Quota 100 già nella legge di bilancio di fine anno è il ritornello quotidiano relativo ai provvedimenti previdenziali cui sta lavorando il Governo. Infatti è proprio quota 100 la misura su cui il governo punta per iniziare a riformare il sistema e cancellare o superare la legge Fornero. Quota 100 probabilmente sarà solo il primo step di una operazione che secondo l’esecutivo è da farsi nell’arco della legislatura. Impossibile fare tutto e subito viste le ristrettezze economiche dello Stato. Ed è così che quota 100 nascerà limitata come platea di beneficiari, non essendo possibile mantenere la promessa di liberare tutti coloro che sommando età e contributi versati, raggiungevano la fatidica quota.

Troppo oneroso mantenere l’impegno della campagna elettorale e del contratto di governo, con l’esecutivo che deve destinare gran parte dei soldi della manovra allo stop del paventato aumento dell’Iva previsto dalle clausole di salvaguardia. Pertanto, quota 100 deve necessariamente prevedere alcuni paletti e vincoli. Per le questioni di copertura inoltre, probabile che l’esecutivo tagli da qualche altra parte, probabilmente sacrificando in tutto o in parte l’Ape sociale. Proprio sull’anticipo pensionistico sociale la UIL chiede spiegazioni contestando il fatto che cancellando la misura in favore della quota 100, le categorie più deboli di lavoratori verrebbero penalizzate dalle novità.

L’allarme del sindacato

Secondo il sindacato UIL, l’Ape sociale, con tutte le limitazioni e le problematiche che ne hanno accompagnato il varo e l’avvio, risulta una conquista dal punto di vista della flessibilità in uscita per tutto il sistema. Secondo l’importante sigla sindacale, un passo indietro sull’Ape sociale comporterebbe una forte penalizzazione a carico dei lavoratori delle fasce meno agiate dello stivale.

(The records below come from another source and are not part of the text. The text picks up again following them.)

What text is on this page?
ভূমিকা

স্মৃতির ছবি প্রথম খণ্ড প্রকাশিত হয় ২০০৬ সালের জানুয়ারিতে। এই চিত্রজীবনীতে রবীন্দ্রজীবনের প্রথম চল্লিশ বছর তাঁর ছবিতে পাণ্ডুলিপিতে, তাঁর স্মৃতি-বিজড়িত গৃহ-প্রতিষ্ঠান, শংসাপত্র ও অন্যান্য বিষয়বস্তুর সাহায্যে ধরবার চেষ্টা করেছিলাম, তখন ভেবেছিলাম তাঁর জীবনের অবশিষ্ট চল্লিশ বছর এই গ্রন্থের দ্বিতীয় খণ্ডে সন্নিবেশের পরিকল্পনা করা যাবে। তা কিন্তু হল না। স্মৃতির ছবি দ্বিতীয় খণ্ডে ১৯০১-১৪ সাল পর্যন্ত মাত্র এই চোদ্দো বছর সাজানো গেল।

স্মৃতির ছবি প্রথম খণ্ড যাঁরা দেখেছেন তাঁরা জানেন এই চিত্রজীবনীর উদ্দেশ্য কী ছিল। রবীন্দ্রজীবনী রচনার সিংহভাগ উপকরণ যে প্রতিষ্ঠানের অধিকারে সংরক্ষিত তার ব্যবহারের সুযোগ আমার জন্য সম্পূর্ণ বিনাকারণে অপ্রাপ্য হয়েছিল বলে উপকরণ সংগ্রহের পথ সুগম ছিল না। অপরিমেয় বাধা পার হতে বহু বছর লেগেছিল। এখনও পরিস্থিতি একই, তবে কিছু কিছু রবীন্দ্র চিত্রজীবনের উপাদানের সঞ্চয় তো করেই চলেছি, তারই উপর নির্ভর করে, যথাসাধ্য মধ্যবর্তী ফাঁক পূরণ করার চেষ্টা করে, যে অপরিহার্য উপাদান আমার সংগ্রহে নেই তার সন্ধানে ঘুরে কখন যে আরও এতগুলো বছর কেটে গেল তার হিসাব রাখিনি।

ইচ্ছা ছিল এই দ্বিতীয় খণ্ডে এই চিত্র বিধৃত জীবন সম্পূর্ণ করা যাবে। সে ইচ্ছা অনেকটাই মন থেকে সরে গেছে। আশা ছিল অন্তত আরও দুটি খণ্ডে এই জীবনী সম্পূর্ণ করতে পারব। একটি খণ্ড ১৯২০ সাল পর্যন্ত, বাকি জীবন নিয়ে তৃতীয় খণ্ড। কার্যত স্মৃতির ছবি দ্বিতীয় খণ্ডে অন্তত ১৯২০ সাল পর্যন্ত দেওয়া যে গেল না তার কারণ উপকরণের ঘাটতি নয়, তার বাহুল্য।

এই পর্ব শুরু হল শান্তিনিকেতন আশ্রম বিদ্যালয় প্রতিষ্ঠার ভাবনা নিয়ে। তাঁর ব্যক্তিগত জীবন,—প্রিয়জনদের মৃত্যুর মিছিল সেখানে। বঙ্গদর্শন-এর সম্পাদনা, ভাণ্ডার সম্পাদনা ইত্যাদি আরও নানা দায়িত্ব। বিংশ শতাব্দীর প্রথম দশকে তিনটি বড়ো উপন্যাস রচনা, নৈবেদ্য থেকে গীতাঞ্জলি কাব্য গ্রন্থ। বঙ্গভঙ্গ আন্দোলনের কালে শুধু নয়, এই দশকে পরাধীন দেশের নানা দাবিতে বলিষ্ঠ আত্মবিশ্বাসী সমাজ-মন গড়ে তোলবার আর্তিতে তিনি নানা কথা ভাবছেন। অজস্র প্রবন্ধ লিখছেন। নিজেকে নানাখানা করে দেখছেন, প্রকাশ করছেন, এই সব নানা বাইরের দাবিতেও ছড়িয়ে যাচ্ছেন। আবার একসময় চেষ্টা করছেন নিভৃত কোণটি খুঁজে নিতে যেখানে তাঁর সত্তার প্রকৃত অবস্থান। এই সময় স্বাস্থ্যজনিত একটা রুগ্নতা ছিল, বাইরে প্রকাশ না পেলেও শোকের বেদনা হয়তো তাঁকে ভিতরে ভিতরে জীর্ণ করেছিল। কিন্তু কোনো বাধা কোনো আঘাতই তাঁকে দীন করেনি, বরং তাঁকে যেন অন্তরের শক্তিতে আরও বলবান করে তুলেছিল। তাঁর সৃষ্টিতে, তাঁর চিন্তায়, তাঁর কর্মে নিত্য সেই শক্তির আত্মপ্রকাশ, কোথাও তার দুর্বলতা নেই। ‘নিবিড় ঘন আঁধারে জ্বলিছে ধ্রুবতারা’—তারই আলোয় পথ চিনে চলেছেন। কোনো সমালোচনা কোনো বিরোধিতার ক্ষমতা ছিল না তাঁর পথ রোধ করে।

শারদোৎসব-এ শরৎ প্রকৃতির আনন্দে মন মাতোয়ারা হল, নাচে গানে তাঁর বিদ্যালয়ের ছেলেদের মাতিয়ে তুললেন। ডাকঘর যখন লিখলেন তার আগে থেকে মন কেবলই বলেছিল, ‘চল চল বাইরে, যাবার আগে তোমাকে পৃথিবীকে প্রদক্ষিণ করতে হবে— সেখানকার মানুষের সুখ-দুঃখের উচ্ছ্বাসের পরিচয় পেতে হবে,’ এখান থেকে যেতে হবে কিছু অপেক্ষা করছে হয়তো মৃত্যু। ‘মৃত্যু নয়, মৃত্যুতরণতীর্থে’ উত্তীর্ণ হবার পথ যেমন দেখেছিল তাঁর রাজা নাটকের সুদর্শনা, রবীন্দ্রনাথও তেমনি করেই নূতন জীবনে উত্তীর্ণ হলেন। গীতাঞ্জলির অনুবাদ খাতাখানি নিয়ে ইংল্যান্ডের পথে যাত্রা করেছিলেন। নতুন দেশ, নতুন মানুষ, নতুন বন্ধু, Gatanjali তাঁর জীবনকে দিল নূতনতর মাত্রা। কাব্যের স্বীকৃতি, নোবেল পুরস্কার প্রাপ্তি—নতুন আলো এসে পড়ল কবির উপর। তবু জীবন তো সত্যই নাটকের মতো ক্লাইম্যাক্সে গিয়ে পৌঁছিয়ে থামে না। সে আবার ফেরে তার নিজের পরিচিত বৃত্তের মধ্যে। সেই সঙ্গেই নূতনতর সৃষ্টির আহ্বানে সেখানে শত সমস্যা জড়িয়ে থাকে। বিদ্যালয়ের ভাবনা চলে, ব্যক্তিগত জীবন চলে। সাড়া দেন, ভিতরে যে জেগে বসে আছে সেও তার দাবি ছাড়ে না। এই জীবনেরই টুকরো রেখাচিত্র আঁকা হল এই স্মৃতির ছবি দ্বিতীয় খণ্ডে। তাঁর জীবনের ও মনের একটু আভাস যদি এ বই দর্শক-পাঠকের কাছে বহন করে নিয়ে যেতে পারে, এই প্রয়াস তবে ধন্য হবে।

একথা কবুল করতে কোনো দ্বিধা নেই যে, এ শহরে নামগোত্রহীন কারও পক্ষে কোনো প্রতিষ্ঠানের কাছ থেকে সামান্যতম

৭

Una cosa che oggi appare certa è che l’Ape sociale non verrà rinnovato nel 2019. La misura infatti va in scadenza a fine 2018 e sempre per i problemi di copertura finanziaria e di recupero delle dotazioni per finanziare la quota 100, difficilmente verrà prorogata oltre la prevista scadenza. Senza l’anticipo pensionistico, invalidi, disoccupati, caregivers e soggetti alle prese con attività di lavoro gravoso, non potranno sfruttare il vantaggio dell’uscita a 63 anni prevista dalla misura.

Le differenze tra le due misure

Come funziona quota 100 e come funziona l'Ape sociale? Che differenze ci sono tra le due misure? Con quota 100 si passerebbe ad una età minima di uscita di 64 anni, un anno più tardi dell'Ape sociale. Per di più, quest'ultima prevede oltre ai 63 anni di età compiuti, 30 anni di contributi versati per invalidi, per chi assiste un invalido o per i disoccupati. Si esce dal lavoro con una sorta di “quota 93” che diventa quota 99 per i lavori gravosi ai quali sono richiesti 36 anni di contributi versati. Con quota 100, se davvero passasse la linea di Alberto Brambilla, Presidente del Centro Studi Itinerari Previdenziali, a cui la Lega spesso si è affidata per le politiche previdenziali del partito, si andrebbe in pensione con 64 anni di età e 36 di contributi, o in alternativa con 65 e 35 o con 66 e 34.

Tutte combinazioni che evidentemente segnerebbero un peggioramento per le categorie che rientrano nel campo di applicazione dell’Ape agevolata.

Nello specifico, un passo indietro per maestre di asilo, infermieri delle sale operatorie, facchini, agricoli ed edili, tanto per citare alcune delle categorie di lavoratori alle prese con mansioni considerate come gravose. Su braccianti agricoli e lavoratori edili poi, ci sarebbe l'altra forte penalizzazione relativa alla contribuzione figurativa utilizzabile per la quota 100. Se davvero periodi di disoccupazioni, casse integrazioni ed altri ammortizzatori sociali venissero limitati a solo due anni utilizzabili per il requisito contributivo di quota 100 (si tratta di un paletto previsto dalle ultime ipotesi sulla misura), difficilmente queste categorie di lavoratori potranno centrare la pensione con la nuova misura.